There are “before” and “after” photographs here that few people in the world have seen.

One pair shows a huge Cambodian family in Pnomh Penh seated proudly for a portrait, and then its sole survivor of the Pol Pot regime a few years later.

Another set juxtaposes four Jews in Germany before they were deported to concentration camps with a photo of three of them in 1990, their faces heavy with the past.

A third documents a Japanese-American couple, being married in a Buddhist temple in California decades ago, then silver-haired and loving, despite the fact that during World War II they were forced into a U.S.

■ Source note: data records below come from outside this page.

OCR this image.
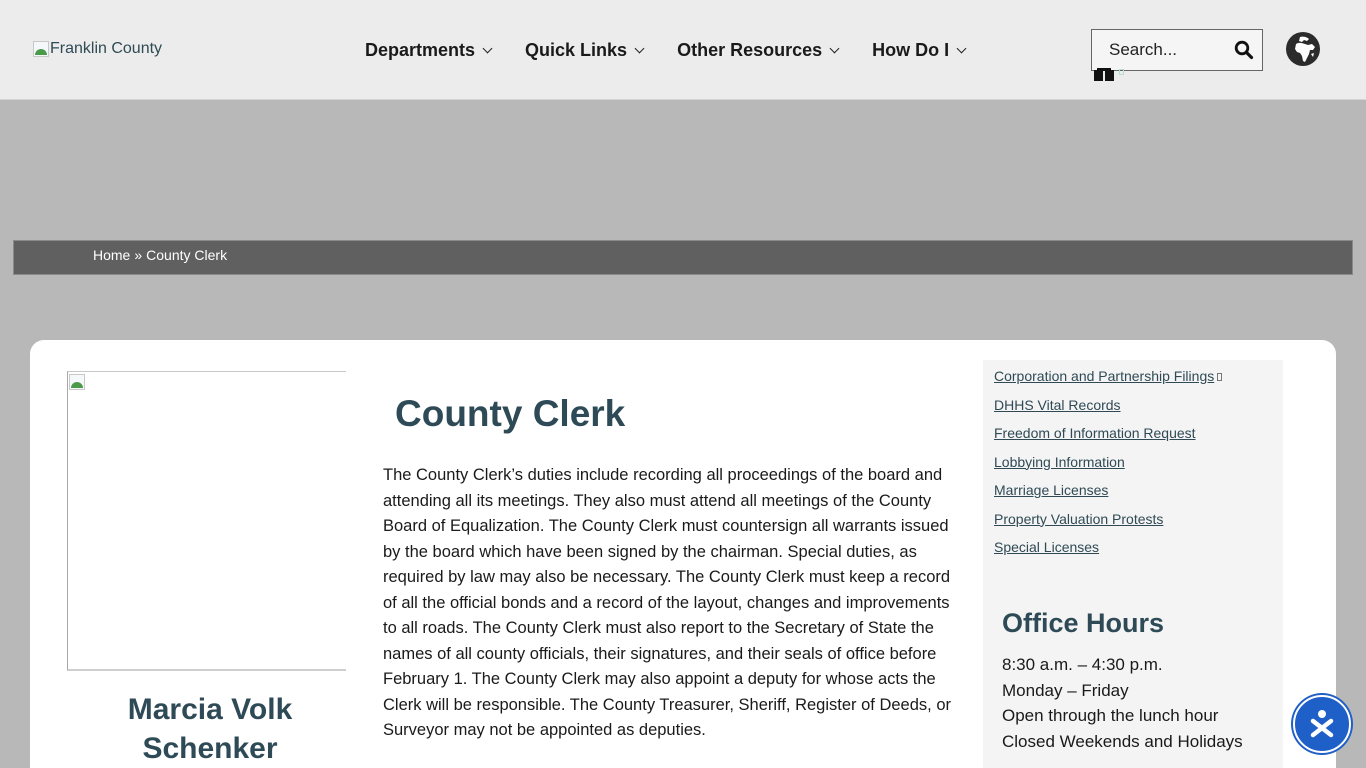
Franklin County	Departments	Quick Links	Other Resources	How Do I
Search...
Home » County Clerk
Marcia Volk Schenker
County Clerk

The County Clerk’s duties include recording all proceedings of the board and attending all its meetings. They also must attend all meetings of the County Board of Equalization. The County Clerk must countersign all warrants issued by the board which have been signed by the chairman. Special duties, as required by law may also be necessary. The County Clerk must keep a record of all the official bonds and a record of the layout, changes and improvements to all roads. The County Clerk must also report to the Secretary of State the names of all county officials, their signatures, and their seals of office before February 1. The County Clerk may also appoint a deputy for whose acts the Clerk will be responsible. The County Treasurer, Sheriff, Register of Deeds, or Surveyor may not be appointed as deputies.

Corporation and Partnership Filings
DHHS Vital Records
Freedom of Information Request
Lobbying Information
Marriage Licenses
Property Valuation Protests
Special Licenses
Office Hours
8:30 a.m. – 4:30 p.m.
Monday – Friday
Open through the lunch hour
Closed Weekends and Holidays
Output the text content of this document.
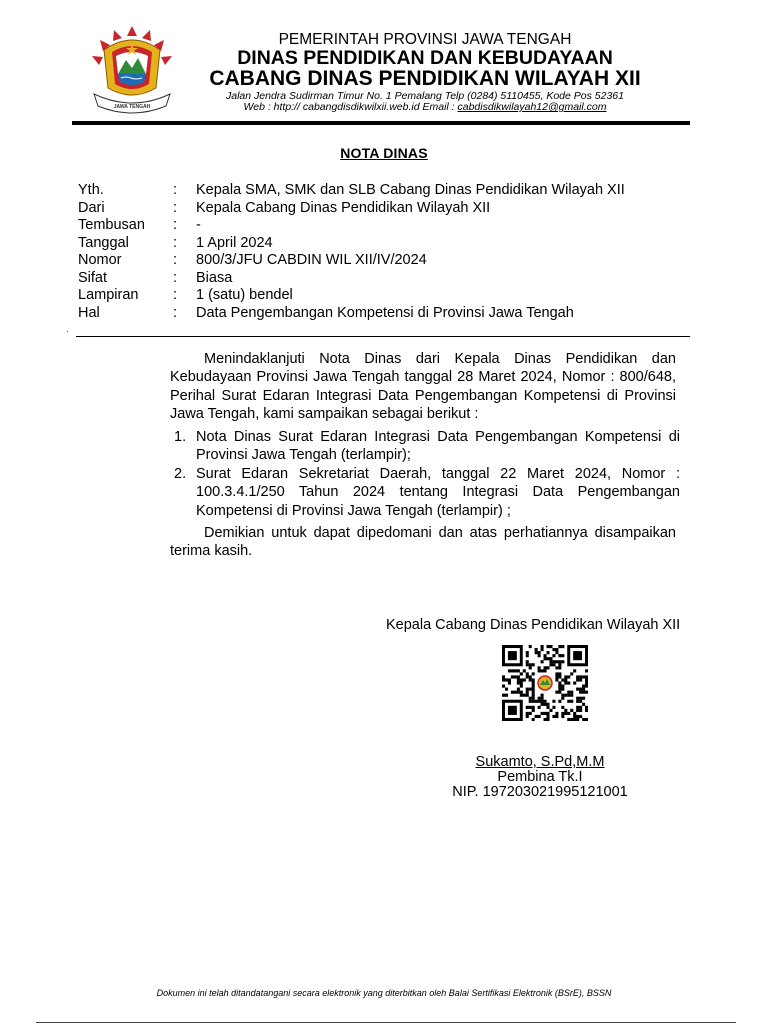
JAWA TENGAH
PEMERINTAH PROVINSI JAWA TENGAH
DINAS PENDIDIKAN DAN KEBUDAYAAN
CABANG DINAS PENDIDIKAN WILAYAH XII
Jalan Jendra Sudirman Timur No. 1 Pemalang Telp (0284) 5110455, Kode Pos 52361
Web : http:// cabangdisdikwilxii.web.id Email : cabdisdikwilayah12@gmail.com
NOTA DINAS
Yth.	: Kepala SMA, SMK dan SLB Cabang Dinas Pendidikan Wilayah XII
Dari	: Kepala Cabang Dinas Pendidikan Wilayah XII
Tembusan : -
Tanggal	: 1 April 2024
Nomor	: 800/3/JFU CABDIN WIL XII/IV/2024
Sifat	: Biasa
Lampiran : 1 (satu) bendel
Hal	: Data Pengembangan Kompetensi di Provinsi Jawa Tengah
.
Menindaklanjuti Nota Dinas dari Kepala Dinas Pendidikan dan Kebudayaan Provinsi Jawa Tengah tanggal 28 Maret 2024, Nomor : 800/648, Perihal Surat Edaran Integrasi Data Pengembangan Kompetensi di Provinsi Jawa Tengah, kami sampaikan sebagai berikut :
1. Nota Dinas Surat Edaran Integrasi Data Pengembangan Kompetensi di Provinsi Jawa Tengah (terlampir);
2. Surat Edaran Sekretariat Daerah, tanggal 22 Maret 2024, Nomor : 100.3.4.1/250 Tahun 2024 tentang Integrasi Data Pengembangan Kompetensi di Provinsi Jawa Tengah (terlampir) ;
Demikian untuk dapat dipedomani dan atas perhatiannya disampaikan terima kasih.
Kepala Cabang Dinas Pendidikan Wilayah XII
Sukamto, S.Pd,M.M
Pembina Tk.I
NIP. 197203021995121001
Dokumen ini telah ditandatangani secara elektronik yang diterbitkan oleh Balai Sertifikasi Elektronik (BSrE), BSSN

internment camp. All these pictures are part of the Sonoma County Survivors Project, a photography and oral history exhibition on display at the Sonoma County Museum in Santa Rosa, California this spring. The brainchild of photographer Phyllis Rosenfield and writer Lisa Slater, the project features approximately 60 photographs, and text in which the survivors tell their stories.

By bringing together three disparate groups of people-Eastern European Jews, Japanese-Americans and Cambodians-each of whom has suffered unique persecution, the Survivors Project is testimony to the fact that oppression is possible under any government, in any time and place. Through Rosenfield’s black-and-white portraits-and the families’ old photographs that she has restored-each atrocity has a face.

Rosenfield and Slater began the Survivors Project five years ago, when the State of California began a new school curriculum on genocide and human rights. Initially, the team planned to photograph and interview only Holocaust survivors, but expanded their project when it was noted that the local population included many Cambodians and Japanese-Americans.

Lisa Slater explains: “We had one group who was oppressed here a while ago, one who was oppressed far away a while ago, and one now whose oppression is still going on.”

Yet the exhibition also communicates hope. Survivors are shown grocery shopping, playing with their grandchildren, cooking dinner-looking like anyone else in America. They are living their lives, speaking in voices that at one time were silenced, cultivating their private gardens. Genocide, racism and cruelty may exist everywhere, but, as documented by the Sonoma County Survivors Project, so does the will to survive.